Per potersi dire, per potersi sentire amici, e null’altro che amici, un uomo e una donna devono, trovandosi insieme, aver bevuto l’acqua di Lete; per cui l’uno e l’altro hanno del tutto e per sempre scordato di essere Adamo ed Eva. E quell’acqua devono averla bevuta in due, dacché se uno solo desidera e l’altro no, il contrasto dell’amicizia con l’amore offusca ogni sincerità di rapporti, creando ad ogni contatto dei pensieri urti spiacevoli e attriti stridenti.

L’amicizia pura, l’amicizia vera, quella che al tasto della mia pietra di paragone ha dimostrato da ambo le parti l’assoluta assenza del desiderio, è una delle maggiori delizie, che indorano gli ultimi anni della nostra vita.

L’esser della stessa età vuol dire avere una parentela comune con le cose, con la natura, con gli uomini. Vuol dire aver ammirato gli stessi eroi e disprezzato gli stessi farabutti; vuol dire aver esultato alle stesse feste e pianto alle stesse sciagure nazionali. Vuol dire in una parola esser piante della stessa terra, uccelli della stessa covata. Vi è una lingua, somma di mille consensi, che non possono parlare insieme e intendere che gli uomini d’uno stesso tempo. Contemporaneo è spesso più che compaesano, è una specie di parentela psichica, che si sovrappone e si confonde con molte altre consanguineità.

E quando i coetanei sono un uomo e una donna, questa parentela d’ambiente cresce ancora e si affina; perché l’una e l’altro hanno vissuto insieme, ma della vita hanno sentito e veduto una parte diversa: sommate insieme le due parti, ne viene il tutto di un’epoca, di un ambiente artistico, di un periodo storico, di un’evocazione religiosa.

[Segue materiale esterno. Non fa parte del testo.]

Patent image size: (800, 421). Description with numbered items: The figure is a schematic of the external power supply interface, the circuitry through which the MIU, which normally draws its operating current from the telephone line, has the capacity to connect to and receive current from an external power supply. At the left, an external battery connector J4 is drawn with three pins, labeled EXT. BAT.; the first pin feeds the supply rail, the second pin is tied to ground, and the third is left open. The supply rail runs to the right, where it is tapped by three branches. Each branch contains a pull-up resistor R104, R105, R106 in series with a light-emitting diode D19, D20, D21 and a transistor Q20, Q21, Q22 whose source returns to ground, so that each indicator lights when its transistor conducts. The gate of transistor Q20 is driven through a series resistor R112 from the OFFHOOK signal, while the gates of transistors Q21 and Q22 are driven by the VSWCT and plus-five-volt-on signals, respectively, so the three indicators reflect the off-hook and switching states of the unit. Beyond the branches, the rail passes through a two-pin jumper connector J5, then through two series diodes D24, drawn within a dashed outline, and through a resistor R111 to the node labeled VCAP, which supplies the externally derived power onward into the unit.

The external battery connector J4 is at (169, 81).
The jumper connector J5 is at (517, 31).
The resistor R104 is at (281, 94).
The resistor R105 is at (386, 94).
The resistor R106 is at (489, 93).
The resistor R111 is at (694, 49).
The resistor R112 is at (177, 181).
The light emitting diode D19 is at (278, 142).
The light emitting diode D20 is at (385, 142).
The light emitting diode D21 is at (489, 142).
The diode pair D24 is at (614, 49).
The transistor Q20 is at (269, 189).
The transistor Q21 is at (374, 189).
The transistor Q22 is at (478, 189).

Ecco perché più d’una volta, un vecchio e una vecchia, seduti accanto l’uno all’altra in comode poltrone, tra l’una e l’altra presa di tabacco, dopo una lunga conversazione, tacciono lungamente, guardandosi negli occhi o tenendosi per mano.

Hanno in quei dolci momenti una visione comune, quella di un passato già molto lontano, in cui vissero insieme e nel cui giudizio si trovano d’accordo. Senza pretesa di storici né di filosofi hanno letto insieme una pagina di storia e l’hanno commentata benevolmente e con grande indulgenza; dacché tutti i vecchi sani e buoni son sempre ottimisti.

I romanzieri, i moralisti hanno fatto sempre brontoloni i vecchi, ce li hanno sempre descritti come seccanti laudatores temporis acti. Io invece descrivo il vecchio ideale, come io vorrei che lo fossero tutti; il vecchio felice di leggere la storia perché dimostra che il passato fu cento volte peggiore del presente; il vecchio che d’una cosa sola è dolente, di esser nato troppo presto, perché egli morrà nella beata sicurezza, che il futuro sarà migliore del presente.

E i miei due vecchi amici parlano spesso insieme di questa cara fede.

Lei per dire che nel futuro gli uomini non si faranno più la guerra. Lui per assicurare, che la scienza sarà sempre la padrona del mondo e guarirà sempre le ferite, anche quelle fatte con le sue proprie armi.